The UAW has been making a major push to organize foreign auto plants in recent years after seeing its membership levels depleted by mass layoffs at General Motors, Ford and Chrysler.
Virtually none of the plants operated by foreign automakers in the United States currently is unionized.
Many car factories -- like VW's Tennessee facility -- are located in southern states which generally are not union-friendly.
If the UAW succeeds with Volkswagen, that could increase pressure on German rivals BMW and Mercedes-Benz to set up works councils at their US plants.
The UAW noted in a statement Friday that every other major VW assembly facility in the world has worker representation and a seat at the global works council.

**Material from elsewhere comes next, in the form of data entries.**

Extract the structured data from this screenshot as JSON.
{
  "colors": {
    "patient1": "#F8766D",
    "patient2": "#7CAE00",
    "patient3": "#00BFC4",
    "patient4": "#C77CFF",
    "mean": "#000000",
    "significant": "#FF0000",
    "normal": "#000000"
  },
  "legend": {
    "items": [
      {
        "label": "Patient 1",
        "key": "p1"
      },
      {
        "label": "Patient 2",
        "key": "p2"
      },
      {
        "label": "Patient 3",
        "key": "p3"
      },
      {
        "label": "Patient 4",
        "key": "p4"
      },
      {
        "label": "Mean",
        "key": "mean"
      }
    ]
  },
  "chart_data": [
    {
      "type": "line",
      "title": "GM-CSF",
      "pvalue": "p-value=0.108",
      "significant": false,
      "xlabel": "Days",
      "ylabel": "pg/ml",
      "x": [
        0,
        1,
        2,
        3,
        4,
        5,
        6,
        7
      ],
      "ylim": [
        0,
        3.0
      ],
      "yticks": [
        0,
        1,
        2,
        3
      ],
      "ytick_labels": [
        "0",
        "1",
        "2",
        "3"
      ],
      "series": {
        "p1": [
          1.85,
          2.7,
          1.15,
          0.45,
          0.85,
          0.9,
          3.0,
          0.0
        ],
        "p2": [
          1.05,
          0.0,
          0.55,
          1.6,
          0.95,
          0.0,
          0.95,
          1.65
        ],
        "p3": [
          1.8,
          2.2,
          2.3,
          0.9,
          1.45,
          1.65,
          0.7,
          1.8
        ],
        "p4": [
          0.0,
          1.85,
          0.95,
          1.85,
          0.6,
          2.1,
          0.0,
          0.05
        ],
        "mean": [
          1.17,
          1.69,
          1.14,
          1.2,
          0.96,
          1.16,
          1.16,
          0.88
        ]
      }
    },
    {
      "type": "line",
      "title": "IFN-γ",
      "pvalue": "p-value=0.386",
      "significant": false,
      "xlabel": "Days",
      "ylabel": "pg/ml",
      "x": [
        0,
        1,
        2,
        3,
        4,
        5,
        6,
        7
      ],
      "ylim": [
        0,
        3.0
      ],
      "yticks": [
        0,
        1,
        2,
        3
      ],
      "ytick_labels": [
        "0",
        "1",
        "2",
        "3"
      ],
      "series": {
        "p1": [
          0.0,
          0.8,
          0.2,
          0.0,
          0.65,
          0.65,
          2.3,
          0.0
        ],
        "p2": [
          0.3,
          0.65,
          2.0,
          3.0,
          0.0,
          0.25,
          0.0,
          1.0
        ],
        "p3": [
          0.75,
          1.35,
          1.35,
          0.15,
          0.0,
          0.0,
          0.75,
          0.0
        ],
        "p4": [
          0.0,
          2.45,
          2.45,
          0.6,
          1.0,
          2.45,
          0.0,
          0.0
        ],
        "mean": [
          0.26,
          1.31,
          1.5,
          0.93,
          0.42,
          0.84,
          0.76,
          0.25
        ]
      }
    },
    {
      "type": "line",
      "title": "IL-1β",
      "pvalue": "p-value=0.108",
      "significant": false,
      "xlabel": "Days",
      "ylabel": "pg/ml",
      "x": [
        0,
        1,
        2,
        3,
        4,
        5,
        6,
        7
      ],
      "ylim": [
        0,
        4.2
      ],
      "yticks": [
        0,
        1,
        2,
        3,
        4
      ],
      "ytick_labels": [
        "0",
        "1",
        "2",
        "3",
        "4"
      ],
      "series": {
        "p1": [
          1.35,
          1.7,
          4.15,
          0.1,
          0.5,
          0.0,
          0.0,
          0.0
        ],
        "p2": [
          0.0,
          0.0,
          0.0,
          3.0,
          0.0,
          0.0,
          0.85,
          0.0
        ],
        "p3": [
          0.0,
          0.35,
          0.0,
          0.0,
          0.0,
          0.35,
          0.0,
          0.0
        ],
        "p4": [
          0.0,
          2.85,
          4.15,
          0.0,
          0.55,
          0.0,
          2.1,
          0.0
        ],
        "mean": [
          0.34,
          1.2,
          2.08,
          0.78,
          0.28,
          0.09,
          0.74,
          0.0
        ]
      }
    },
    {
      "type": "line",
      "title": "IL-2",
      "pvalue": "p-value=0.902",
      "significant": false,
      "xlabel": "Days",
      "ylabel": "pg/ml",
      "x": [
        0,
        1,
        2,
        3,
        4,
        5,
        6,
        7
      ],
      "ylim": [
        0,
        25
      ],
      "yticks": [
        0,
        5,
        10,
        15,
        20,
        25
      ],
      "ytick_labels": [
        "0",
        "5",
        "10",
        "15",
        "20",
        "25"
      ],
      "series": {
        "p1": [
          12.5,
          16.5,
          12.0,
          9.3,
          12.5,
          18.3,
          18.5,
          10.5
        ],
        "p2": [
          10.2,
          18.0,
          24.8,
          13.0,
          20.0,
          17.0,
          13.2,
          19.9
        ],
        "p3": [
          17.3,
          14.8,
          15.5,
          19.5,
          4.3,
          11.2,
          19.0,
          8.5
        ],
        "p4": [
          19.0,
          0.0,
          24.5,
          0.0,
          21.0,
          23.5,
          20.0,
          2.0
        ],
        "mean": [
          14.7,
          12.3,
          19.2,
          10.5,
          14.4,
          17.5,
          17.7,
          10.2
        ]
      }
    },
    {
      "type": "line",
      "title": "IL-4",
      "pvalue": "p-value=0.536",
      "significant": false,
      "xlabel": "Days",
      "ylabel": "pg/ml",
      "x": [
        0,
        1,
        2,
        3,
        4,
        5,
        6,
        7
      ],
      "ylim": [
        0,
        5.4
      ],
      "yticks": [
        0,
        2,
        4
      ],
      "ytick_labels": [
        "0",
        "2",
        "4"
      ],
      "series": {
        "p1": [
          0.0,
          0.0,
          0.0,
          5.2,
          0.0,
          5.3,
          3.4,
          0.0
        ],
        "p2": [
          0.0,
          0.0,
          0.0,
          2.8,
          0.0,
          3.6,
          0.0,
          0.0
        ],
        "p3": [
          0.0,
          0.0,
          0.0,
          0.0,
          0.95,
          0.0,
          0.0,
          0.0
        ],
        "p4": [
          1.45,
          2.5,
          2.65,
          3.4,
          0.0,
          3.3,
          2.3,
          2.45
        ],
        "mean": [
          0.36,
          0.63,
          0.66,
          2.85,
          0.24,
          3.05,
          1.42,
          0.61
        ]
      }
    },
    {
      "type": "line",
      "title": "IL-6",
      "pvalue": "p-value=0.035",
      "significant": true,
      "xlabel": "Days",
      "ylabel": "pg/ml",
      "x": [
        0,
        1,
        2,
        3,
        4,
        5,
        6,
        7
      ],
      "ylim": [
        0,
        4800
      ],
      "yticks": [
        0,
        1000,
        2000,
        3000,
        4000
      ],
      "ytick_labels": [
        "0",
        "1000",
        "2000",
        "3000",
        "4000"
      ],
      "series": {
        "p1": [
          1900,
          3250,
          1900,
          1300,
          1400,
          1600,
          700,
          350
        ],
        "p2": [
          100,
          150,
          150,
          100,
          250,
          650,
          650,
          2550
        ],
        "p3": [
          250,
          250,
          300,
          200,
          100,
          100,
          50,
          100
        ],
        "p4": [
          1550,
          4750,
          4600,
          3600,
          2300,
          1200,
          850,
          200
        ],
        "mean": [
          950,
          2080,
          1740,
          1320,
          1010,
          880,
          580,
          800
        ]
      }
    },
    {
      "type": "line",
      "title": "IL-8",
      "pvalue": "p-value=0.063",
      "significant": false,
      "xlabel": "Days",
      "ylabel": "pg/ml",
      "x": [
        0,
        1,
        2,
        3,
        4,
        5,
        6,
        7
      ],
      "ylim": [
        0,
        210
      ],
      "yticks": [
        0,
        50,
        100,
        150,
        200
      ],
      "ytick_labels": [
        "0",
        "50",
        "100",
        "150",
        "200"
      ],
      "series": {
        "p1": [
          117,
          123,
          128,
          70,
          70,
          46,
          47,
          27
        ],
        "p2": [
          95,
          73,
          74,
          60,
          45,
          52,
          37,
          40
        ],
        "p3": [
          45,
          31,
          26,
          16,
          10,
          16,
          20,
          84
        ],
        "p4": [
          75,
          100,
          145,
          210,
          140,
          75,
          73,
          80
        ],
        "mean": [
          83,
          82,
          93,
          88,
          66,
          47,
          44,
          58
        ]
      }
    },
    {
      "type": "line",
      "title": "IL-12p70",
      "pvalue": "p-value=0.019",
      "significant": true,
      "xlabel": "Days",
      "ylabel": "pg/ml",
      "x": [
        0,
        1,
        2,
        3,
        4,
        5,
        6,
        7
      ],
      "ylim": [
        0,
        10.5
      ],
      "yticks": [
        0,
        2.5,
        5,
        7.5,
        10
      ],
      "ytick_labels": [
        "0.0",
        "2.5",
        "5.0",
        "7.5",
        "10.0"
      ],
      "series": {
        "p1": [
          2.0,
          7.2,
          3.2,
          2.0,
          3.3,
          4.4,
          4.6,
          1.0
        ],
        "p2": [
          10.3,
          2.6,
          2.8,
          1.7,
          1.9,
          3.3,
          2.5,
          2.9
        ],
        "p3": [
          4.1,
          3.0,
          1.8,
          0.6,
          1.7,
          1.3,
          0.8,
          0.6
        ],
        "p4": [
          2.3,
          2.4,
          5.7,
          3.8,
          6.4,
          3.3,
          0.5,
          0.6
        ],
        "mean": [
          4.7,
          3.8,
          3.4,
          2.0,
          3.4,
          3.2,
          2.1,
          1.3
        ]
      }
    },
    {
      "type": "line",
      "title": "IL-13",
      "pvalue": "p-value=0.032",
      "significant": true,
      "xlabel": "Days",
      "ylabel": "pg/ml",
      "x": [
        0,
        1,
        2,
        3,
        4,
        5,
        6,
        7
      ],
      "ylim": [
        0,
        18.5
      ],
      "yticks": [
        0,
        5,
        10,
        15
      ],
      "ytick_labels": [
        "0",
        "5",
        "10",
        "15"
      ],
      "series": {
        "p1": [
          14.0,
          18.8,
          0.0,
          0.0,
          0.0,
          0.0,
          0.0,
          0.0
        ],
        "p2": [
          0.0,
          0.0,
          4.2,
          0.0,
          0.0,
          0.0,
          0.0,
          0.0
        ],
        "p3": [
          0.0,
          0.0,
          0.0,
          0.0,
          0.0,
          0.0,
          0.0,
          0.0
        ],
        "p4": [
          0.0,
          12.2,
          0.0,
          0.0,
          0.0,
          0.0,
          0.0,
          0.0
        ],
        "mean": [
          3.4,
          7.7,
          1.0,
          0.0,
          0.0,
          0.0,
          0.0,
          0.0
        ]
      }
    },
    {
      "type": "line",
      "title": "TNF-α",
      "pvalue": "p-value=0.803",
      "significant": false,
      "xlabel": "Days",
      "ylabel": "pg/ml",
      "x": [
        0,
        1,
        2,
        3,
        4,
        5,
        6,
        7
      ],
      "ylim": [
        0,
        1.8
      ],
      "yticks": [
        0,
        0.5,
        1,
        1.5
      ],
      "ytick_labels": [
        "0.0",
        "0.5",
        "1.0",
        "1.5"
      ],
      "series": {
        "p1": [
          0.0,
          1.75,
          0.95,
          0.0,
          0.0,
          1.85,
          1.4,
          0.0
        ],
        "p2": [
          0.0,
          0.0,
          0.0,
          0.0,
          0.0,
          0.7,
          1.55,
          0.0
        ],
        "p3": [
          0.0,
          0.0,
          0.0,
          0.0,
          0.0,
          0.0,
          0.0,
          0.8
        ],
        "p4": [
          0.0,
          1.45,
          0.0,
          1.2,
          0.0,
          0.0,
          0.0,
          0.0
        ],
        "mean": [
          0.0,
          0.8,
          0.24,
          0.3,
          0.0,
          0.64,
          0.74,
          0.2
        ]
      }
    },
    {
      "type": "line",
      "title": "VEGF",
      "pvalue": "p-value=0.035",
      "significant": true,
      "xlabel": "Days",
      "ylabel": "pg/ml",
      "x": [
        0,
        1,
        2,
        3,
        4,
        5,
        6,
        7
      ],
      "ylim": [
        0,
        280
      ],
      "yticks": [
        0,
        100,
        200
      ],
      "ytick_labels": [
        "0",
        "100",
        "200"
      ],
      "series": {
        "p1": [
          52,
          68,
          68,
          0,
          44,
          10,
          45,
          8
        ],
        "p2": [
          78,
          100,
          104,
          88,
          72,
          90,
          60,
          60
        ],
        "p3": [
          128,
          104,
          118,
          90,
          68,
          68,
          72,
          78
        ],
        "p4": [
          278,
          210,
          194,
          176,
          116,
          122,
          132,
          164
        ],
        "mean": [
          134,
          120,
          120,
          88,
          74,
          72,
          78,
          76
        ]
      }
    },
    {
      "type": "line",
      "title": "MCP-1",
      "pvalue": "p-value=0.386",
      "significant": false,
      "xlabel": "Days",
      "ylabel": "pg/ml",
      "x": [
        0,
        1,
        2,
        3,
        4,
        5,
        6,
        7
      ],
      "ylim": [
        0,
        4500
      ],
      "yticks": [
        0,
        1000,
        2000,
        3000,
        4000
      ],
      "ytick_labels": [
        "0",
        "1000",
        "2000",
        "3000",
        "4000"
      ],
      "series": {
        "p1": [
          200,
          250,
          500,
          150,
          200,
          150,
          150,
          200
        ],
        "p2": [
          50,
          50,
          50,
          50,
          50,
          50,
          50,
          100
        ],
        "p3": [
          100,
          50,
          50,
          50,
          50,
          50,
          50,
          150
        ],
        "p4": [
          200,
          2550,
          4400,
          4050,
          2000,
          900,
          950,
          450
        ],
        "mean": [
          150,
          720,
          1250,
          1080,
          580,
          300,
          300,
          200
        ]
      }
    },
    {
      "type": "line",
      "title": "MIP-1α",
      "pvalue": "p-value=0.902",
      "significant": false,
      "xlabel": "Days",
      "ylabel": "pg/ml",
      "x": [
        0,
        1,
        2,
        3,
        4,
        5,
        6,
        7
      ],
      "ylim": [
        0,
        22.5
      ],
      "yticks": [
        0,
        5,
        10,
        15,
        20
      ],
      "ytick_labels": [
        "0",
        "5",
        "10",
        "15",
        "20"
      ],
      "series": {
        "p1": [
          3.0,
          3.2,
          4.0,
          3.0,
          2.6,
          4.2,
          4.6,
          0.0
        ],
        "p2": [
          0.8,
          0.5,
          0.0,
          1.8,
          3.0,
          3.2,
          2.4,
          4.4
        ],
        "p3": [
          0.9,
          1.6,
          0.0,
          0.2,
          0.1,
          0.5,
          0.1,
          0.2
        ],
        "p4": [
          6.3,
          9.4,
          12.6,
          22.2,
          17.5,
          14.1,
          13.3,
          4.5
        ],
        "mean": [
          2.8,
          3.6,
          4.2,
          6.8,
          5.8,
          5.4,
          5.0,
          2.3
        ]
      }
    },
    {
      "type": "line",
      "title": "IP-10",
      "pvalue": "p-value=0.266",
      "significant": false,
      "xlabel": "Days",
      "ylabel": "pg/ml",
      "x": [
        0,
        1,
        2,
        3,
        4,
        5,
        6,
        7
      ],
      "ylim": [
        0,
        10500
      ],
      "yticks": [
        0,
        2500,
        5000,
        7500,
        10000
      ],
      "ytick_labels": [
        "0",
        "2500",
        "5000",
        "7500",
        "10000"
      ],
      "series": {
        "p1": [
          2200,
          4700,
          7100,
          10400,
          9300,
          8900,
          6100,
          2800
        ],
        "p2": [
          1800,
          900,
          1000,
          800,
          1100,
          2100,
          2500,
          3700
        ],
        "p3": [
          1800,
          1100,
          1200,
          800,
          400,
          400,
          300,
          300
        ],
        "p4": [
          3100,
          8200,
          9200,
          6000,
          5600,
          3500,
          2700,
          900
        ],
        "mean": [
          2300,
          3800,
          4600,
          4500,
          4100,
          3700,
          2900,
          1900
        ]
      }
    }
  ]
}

"VW workers in Chattanooga have the unique opportunity to introduce this new model of labor relations to the United States, in partnership with the UAW," the union said in a statement.
"Such a labor relations model would give workers the job security that would accompany their having an integral role in managing the company and a vehicle to provide input on workplace improvements that will contribute to the company's success."
A source close to the situation told AFP that the discussions should be described as a "dialogue" rather than formal talks, and that it is not clear where they will lead.
VW's US chief Jonathan Browning has noted that the decision will ultimately rest in the hands of plant workers.
"We've been very clear that that process has to run its course, that no management decision has been made and that it may or may not conclude with formal third-party representation," Browning said Wednesday in a conference call discussing August sales results.
The Tennessee plant's chairman reiterated VW's respect for employee representation in a letter sent to workers Thursday.
"By now there is a very lively discussion in the Chattanooga plant regarding labor representation," Frank Fischer wrote in a letter also signed by the plant's head of human resources.
"We jointly want to prevent any attempt of influence from outside driving a wedge in our great team."